Among other things, the Information Management Group is responsible for the conduct of electronic warfare and the protection of the Forces' communications and computer networks. Within the group, this operational role is fulfilled by the Canadian Forces Information Operations Group, headquartered at CFS Leitrim in Ottawa, which operates the following units: the Canadian Forces Information Operations Group Headquarters (CFIOGHQ), the Canadian Forces Electronic Warfare Centre (CFEWC), the Canadian Forces Network Operation Centre (CFNOC), the Canadian Forces Signals Intelligence Operations Centre (CFSOC), the Canadian Forces Station (CFS) Leitrim, and the 764 Communications Squadron


----------



## Sig_Des (4 May 2012)

It's in Ottawa. Dependant on which section, can't really tell you which building your friend will be in. Mostly Colonel By, maybe some dudes over at Tunney's. They travel around a lot the city a lot.
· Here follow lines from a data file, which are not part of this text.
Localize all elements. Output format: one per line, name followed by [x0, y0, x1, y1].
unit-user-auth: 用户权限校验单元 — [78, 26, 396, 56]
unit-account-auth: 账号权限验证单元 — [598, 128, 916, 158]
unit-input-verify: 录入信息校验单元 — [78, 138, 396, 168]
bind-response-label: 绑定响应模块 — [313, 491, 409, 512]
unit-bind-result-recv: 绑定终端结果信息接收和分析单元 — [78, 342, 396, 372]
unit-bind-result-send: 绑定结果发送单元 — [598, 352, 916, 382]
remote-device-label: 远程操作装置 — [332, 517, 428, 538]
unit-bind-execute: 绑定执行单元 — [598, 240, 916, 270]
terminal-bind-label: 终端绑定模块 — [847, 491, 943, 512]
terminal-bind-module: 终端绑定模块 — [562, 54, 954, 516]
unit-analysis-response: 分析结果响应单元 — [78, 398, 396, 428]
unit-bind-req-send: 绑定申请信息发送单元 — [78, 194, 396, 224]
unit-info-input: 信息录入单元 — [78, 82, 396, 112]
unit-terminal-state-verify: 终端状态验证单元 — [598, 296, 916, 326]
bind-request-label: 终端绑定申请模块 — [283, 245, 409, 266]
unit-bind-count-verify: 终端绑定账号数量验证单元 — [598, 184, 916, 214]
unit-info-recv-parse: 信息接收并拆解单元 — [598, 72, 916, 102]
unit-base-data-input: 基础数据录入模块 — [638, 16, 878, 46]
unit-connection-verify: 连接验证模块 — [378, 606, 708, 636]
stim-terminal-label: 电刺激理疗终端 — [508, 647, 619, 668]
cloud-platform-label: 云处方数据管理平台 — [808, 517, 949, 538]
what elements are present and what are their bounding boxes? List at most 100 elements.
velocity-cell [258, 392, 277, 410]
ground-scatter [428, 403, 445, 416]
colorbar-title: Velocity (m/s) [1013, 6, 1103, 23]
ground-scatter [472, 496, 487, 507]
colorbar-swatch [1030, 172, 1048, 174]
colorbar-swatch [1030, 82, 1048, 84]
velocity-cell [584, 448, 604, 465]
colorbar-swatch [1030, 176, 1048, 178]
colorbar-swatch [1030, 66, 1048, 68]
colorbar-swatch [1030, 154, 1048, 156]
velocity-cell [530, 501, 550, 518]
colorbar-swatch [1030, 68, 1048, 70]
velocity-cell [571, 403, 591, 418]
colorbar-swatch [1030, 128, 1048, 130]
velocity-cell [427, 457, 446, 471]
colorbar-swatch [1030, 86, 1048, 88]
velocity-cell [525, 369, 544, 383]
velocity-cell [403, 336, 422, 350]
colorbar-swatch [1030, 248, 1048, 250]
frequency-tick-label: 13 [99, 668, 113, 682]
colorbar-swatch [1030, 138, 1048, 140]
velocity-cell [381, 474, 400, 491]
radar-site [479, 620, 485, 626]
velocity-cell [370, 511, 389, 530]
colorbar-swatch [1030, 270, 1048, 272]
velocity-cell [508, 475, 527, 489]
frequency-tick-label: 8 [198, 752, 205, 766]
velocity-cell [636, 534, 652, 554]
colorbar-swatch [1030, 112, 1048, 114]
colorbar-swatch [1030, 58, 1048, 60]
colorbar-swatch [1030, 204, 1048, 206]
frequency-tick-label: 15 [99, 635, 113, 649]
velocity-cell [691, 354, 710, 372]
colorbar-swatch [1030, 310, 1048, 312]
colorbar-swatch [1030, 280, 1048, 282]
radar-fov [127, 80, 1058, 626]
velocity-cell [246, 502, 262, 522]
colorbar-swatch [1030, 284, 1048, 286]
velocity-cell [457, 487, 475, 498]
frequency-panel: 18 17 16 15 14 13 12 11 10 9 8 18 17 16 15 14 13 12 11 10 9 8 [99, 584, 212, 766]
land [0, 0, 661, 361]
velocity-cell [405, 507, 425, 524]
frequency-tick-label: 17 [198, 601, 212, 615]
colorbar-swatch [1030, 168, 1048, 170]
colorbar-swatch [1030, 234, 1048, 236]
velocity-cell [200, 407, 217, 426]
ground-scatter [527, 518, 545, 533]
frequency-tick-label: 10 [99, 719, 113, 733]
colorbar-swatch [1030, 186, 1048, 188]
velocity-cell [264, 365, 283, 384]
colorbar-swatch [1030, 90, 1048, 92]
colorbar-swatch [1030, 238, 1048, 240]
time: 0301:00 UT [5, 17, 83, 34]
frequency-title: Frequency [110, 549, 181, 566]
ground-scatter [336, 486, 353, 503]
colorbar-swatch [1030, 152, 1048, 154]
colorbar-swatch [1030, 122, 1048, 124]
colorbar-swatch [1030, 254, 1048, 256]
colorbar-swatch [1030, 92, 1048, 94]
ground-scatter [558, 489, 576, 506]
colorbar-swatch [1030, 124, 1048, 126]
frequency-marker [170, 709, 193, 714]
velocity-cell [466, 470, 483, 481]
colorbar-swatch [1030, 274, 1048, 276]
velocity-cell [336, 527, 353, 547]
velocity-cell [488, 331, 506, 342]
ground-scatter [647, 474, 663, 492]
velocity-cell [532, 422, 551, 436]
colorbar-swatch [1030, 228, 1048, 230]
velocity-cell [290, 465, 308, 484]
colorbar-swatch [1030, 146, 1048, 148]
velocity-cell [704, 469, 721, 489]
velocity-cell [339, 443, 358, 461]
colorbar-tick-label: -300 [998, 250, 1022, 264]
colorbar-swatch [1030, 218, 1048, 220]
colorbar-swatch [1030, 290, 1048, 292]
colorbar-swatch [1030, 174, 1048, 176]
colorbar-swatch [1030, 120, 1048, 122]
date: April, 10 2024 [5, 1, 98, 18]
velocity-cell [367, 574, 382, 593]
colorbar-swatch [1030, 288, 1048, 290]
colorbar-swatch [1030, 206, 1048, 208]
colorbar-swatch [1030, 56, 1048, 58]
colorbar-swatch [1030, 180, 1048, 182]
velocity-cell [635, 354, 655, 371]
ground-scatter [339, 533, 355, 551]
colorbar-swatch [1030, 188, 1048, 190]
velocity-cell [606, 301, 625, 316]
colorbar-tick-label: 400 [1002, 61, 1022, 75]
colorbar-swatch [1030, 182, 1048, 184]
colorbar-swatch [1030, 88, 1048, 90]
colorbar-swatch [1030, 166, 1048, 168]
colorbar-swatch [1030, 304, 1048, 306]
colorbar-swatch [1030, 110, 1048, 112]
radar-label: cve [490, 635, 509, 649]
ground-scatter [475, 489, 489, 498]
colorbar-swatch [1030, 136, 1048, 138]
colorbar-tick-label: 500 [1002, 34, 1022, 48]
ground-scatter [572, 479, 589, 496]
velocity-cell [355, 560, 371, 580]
When I was there last, something like 38 buildings they serviced.

Either way, which building is in doesn't matter, your friend should look anywhere in the NCR.


----------



## REDinstaller (4 May 2012)

Their main bldg is the Constipation....oops Constitution. >


----------



## dapaterson (4 May 2012)

However, most of NDHQ will be moving out to the former Nortel Campus, just north of Bells Corners, over the next few years; the west(ish) end would probably be a good place to look for a house.

Of course, size and price range will also influence his choice, but once the main body is at Nortel, the commute from Orleans will be not so much fun.


----------



## JBP (7 May 2012)

Thanks very much folks, that's the best info we've received thus far! 38 buildings, that's rediculous...


----------



## Nfld Sapper (7 May 2012)

Welcome to the NCR and the crystal palace......


----------



## Robert0288 (7 May 2012)

Sig Joeschmo said:
			
		

> Thanks very much folks, that's the best info we've received thus far! 38 buildings, that's rediculous...



Look at it this way, they could also service the rest of the 156(ish) buildings they are spread out in.


----------



## REDinstaller (9 May 2012)

Ummmm, They do.


----------